Some New (Musical) Thoughts on an Old Essay
Posted on October 21, 2009 with 0 commentsAnybody who has been to my apartment knows that I collect a lot of books. The shelves on my bookcase warp under the eclectic and disorganized mass. Its not that I go out and look for books specifically because of their
value to any respectable collection. I just have a hard time getting rid of any of them. I seem to have an attachment to my books, as though each is some sort of accomplishment. And in the case of some of my heavier more intimidating volumes, 'accomplishment' is probably an appropriate term, especially when it comes to hours devoted to reading if not comprehension.
I have a book that my father passed on to me called "The Literature of the United States". It has been a presence on my shelf for years. It is a book that I like to pick up every now and then to read randomly chosen essays and passages. It has a nice mix of poetry, prose, drama, and even some criticism. I recently came across an essay by Susan Sontag titled "One Culture and the New Sensibility." There was a passage in particular that I wanted to share:
"The role of the individual artist, in the business of making unique objects for the purpose of giving pleasure and educating conscience and sensibility, has repeatedly been called into question. Some literary
intellectuals and artists have gone so far as to prophesy the ultimate demise of the art-making activity of man. Art, in an automated scientific society, would be unfunctional, useless. But to this conclusion, I should
argue, is plainly unwarranted. Indeed the whole issue seems to me crudely put. For the question of 'the two cultures' [artistic and scientific] assumes that science and technology are changing, in motion, while the
arts are static, fulfilling some perennial generic human function (consolation? edification? diversion?). Only on the basis of this false assumption would anyone reason that the arts might be in danger of becoming obsolete."
My first reaction this was to question Sontag's idea of 'two cultures' as though art and science were contradicting practices, and idea that is to me contrived, a division created by critics. Even if you agree with the
idea that art an science are incompatible, to say so creates a gap, further isolating art from a possible audience. Although I thought upon reading this essay that the idea of separate scientific and artistic cultures was created by criticism, Sontag has another explanation:
"The Conflict between 'the two cultures' is in fact an illusion, a temporary phenomenon born of a period of profound and bewildering change.
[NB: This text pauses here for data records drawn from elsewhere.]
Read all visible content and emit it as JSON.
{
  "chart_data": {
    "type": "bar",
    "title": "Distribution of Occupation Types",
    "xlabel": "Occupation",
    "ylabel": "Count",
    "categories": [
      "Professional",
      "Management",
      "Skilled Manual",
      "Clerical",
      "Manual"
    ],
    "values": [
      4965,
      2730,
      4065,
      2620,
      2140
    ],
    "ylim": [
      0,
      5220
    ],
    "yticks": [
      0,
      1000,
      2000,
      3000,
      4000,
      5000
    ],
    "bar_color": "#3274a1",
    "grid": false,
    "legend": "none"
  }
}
What we are witnessing is not so much a conflict of cultures as the creation of a new (potentially unitary) kind of sensibility. This new sensibility is rooted, as it must be, in our experience, experiences which are new in the history of humanity--in extreme social and physical mobility; in the crowdedness of the human scene (both people and material commodities multiplying at a dizzying rate); in the availability of new sensations such as speed (physical speed, as in airplane travel; speed of
images, as in the cinema); and in the pan-cultural perspective on the arts that is possible through the mass-reproduction of objects"
So it seems that by 'scientific culture' Sontag is referring to what we would call 'technology' today. She is referring to the pace of technological change, its affect on the way we communicate, and the affect on art. In that sense, it is as though this essay could have been written yesterday. I suppose that what impresses me is that this article remains poignant despite that fact that it was published in 1965. I think of this article often when thinking about the direction, and progress of music. How does such technological progress affect not the music itself, but they way an audience receives it and the way the artist expresses it? If you read the full essay, the ideas that Sontag expresses regarding 'mass-production' can be applied to the advance of computer technology and the internet in todays world. She explains not how the arts will be affected literally by technological change, but how people and artists will adapt to that change. Sontag explains this as a 'sensibility.' I believe that cultural and technological change force an artist to find a new means of expression, and ironically in some cases offering that new means for expression. The internet, and its rise to prominence (a phenomenon that even Sontag could not predict) is a good example. The speed and distance at which information can be shared has forever changed
musical expression. The ability to post videos has inspired artists to create works specifically for use on the internet, while at the same time, especially for some of the more creative musicians, creating an entirely new medium for musical expression.
In the first passage Sontag says that in order to hold the belief that music is becoming obsolete one must believe that "science and technology are changing, in motion, while the arts are static". To me it is clear that music is not at all static. Music incessantly kidnaps ideas from the 'material' world and turns them into new forms of expression. Musicians playing live, acoustic instruments (with or without electronic amplification, live sampling etc.) are always finding ways to adapt their
music. This is why I believe that live acoustic music will always be important. The idea that the technology developed in the studio is making live acoustic instruments obsolete is nonsense.
It is encouraging to think that creativity is the key to keeping an art form, in this case music, alive and vibrant. New compositions can always find a way to express new ideas, take inspiration from its surroundings. It is not pure ability or virtuosity that propels music into new decades and millennia, but composers and improvisers ingenuity and musicality.